New offer - be the first one to apply!
July 23, 2025
Senior • On-site
$184,000 - $356,500/yr
Santa Clara, CA
As NVIDIA makes inroads into the Datacenter business, our team plays a central role in getting the most out of our exponentially growing datacenter deployments as well as establishing a data-driven approach to hardware design and system software development. The role of a Deep Learning Systems Engineer would be to analyze the performance and power consumption of deep learning applications on datacenter-class hardware and significantly influence the design and optimization of datacenters.
Do you want to influence the development of high-performance Datacenters designed for the future of AI? Do you have an interest in system architecture and performance? In this role you will find how CPU, GPU, networking, and IO relate to deep learning (DL) architectures for Natural Language Processing, Computer Vision, Autonomous Driving and other technologies. Come join our team, and bring your interests to help us optimize our next generation systems and Deep Learning Software Stack.
What you'll be doing:
Help develop software infrastructure to characterize and analyze a broad range Deep Learning applications
Evolve cost-efficient datacenter architectures tailored to meet the needs of Large Language Models (LLMs).
Work with experts to help develop analysis and profiling tools in Python, bash and C++ to measure key performance metrics of DL workloads running on Nvidia systems.
Analyze system and software characteristics of DL applications.
Develop analysis tools and methodologies to measure key performance metrics and to estimate potential for efficiency improvement.
What we need to see:
A Bachelor’s degree in Electrical Engineering or Computer Science or equivalent experience (Masters or PhD degree preferred).
8 years or more of relevant experience.
Experience in at least one of the following:
System Software: Operating Systems (Linux), Compilers, GPU kernels (CUDA), DL Frameworks (PyTorch, TensorFlow).
Silicon Architecture and Performance Modeling/Analysis: CPU, GPU, Memory or Network Architecture
Experience programming in C/C++ and Python. Exposure to Containerization Platforms (docker) and Datacenter Workload Managers (slurm) is a plus.

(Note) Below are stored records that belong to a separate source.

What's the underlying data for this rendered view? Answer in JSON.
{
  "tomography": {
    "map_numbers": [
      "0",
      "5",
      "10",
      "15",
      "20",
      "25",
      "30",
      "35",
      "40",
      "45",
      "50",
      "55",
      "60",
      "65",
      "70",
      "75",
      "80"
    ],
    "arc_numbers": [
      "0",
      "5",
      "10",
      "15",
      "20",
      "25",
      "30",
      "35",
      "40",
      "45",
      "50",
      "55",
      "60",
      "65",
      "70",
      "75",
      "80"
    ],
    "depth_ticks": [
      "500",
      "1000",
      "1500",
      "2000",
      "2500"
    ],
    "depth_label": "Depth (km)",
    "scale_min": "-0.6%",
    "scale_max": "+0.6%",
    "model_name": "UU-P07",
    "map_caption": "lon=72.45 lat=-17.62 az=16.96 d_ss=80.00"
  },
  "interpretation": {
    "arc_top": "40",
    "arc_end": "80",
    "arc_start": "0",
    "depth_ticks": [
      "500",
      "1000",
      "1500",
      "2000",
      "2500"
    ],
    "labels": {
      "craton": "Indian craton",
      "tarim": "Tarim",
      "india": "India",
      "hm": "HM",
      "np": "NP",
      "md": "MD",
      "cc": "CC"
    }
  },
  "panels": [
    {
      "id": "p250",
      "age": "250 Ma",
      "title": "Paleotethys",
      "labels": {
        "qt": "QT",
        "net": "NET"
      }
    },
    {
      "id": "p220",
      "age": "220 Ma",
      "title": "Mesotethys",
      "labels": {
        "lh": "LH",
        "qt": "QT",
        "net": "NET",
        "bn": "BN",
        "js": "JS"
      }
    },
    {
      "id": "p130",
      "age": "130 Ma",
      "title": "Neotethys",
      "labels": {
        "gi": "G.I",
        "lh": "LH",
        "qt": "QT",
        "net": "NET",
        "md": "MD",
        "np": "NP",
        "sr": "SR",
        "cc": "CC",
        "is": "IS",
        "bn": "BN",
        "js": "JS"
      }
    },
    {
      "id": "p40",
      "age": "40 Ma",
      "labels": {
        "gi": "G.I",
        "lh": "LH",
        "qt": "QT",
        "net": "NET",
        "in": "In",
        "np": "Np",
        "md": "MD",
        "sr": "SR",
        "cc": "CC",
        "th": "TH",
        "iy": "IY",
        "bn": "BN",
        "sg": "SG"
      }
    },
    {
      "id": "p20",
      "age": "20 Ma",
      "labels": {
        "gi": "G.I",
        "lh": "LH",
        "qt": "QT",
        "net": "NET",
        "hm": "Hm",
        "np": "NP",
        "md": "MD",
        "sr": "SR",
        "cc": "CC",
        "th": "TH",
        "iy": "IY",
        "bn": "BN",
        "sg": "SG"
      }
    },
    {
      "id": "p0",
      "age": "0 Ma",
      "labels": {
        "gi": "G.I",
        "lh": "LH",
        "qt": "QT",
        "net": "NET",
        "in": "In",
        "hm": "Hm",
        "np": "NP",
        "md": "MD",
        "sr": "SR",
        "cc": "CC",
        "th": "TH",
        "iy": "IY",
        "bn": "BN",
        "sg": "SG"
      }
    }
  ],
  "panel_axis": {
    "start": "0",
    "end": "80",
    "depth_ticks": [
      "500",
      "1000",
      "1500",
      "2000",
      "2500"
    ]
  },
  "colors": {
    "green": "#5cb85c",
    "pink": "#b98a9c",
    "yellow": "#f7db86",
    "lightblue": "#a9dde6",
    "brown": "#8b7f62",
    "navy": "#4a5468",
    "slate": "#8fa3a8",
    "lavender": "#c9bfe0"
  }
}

A deep understanding of computer system architecture and performance analysis is essential for success in this role. Applicants should have demonstrated hands-on experience in these domains.
Demonstrated ability to work in virtual environments, and a strong drive to own tasks from beginning to end. Prior experience with such environments will make you stand out.
Ways to stand out from the crowd:
Background with system software, Operating system intrinsics, GPU kernels (CUDA), or DL Frameworks (PyTorch, TensorFlow).
Experience with silicon performance monitoring or profiling tools (e.g. perf, gprof, nvidia-smi, dcgm).
In depth performance modeling experience in any one of CPU, GPU, Memory or Network Architecture
Exposure to Containerization Platforms (docker) and Datacenter Workload Managers (slurm).
Prior experience with multi-site teams or multi-functional teams.
NVIDIA is widely considered to be one of the technology world’s most desirable employers. We have some of the most forward-thinking and hardworking people on the planet working for us. If you're creative and autonomous, we want to hear from you!
#LI-Hybrid
The base salary range is 184,000 USD - 356,500 USD. Your base salary will be determined based on your location, experience, and the pay of employees in similar positions.You will also be eligible for equity and benefits. NVIDIA accepts applications on an ongoing basis.